Here's an excerpt from his piece, "Die sooner, save money":
...First, a large study done at Dartmouth University looking at variations in Medicare spending was released in April 2008. More recently Dr. Atul Gawande, an Ivy League surgeon, wondered in the June 1 issue of The New Yorker magazine why McAllen, Texas, had one of the nation's highest levels of Medicare spending. Grand Junction's name came up in that article as one of the lowest spending regions.(Read the whole thing.)
Now, President Obama's team is using the Dartmouth study to leverage advancement of the Democrat party's health care proposal.
...All the data showed is that some hospitals spent more than others. As such, this study could serve as a starting point for further research, not as a measure of how to model health care delivery for the nation as a whole. Now let me rephrase this in case you weren't paying attention. The death rate in this particular study was 100 percent. Yes, you read that right, every single patient analyzed in this study died! The only logical conclusion to be made is that Grand Junction is efficient at getting people to the point of death.
Hang on to your wallet, because the Dartmouth Atlas will now be touted as showing that some regions (Grand Junction being the shining example) are “more efficient” at delivering health care while saving money! This in turn will serve as the anvil upon which health care spending throughout the country will be hammered into line by a federally controlled health care system. In fact, the Dartmouth study reveals absolutely nothing about efficiency. Determining "efficiency" will require looking at end points other than death, and will include individual interpretations of value, quality and lifestyle. But those things are much more difficult to measure, so we are about to be treated to an example of using data wrongly to support a wrong-headed argument.
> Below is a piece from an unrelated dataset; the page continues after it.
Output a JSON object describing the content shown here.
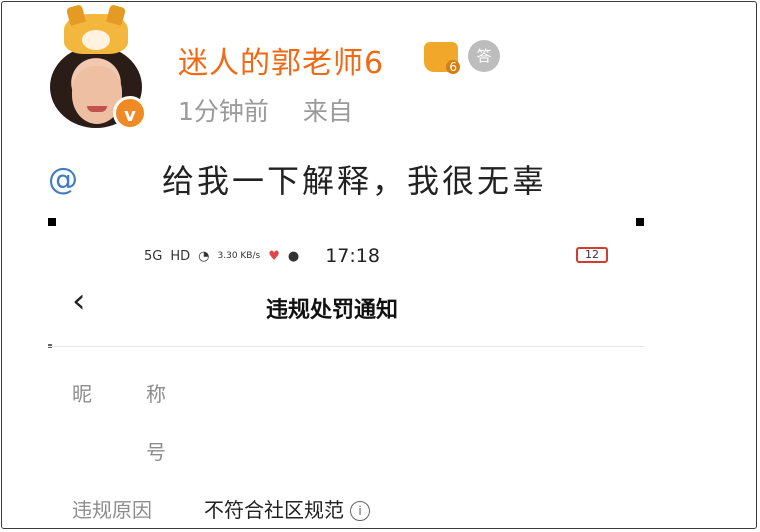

...The current administration advocates a system that will take those difficult value judgments out of your hands and put them in the hands of a nice, caring, compassionate bureaucrat. If one could practice medicine by a cookbook approach, we would not need more family physicians, we would need fewer, because a simple computer program could do the job. But it just is not that simple.
Government-run health care can always save money by denying care and taking decision-making out of the hands of doctors and patients and shifting it onto the bureaucrats.
It's "efficient", but deadly.
Is that what Americans want?
(I do have a couple of minor disagreements with Dr. Schroeder's analysis, which are also nicely covered by Ari Armstrong. But overall, I agree with his major points.)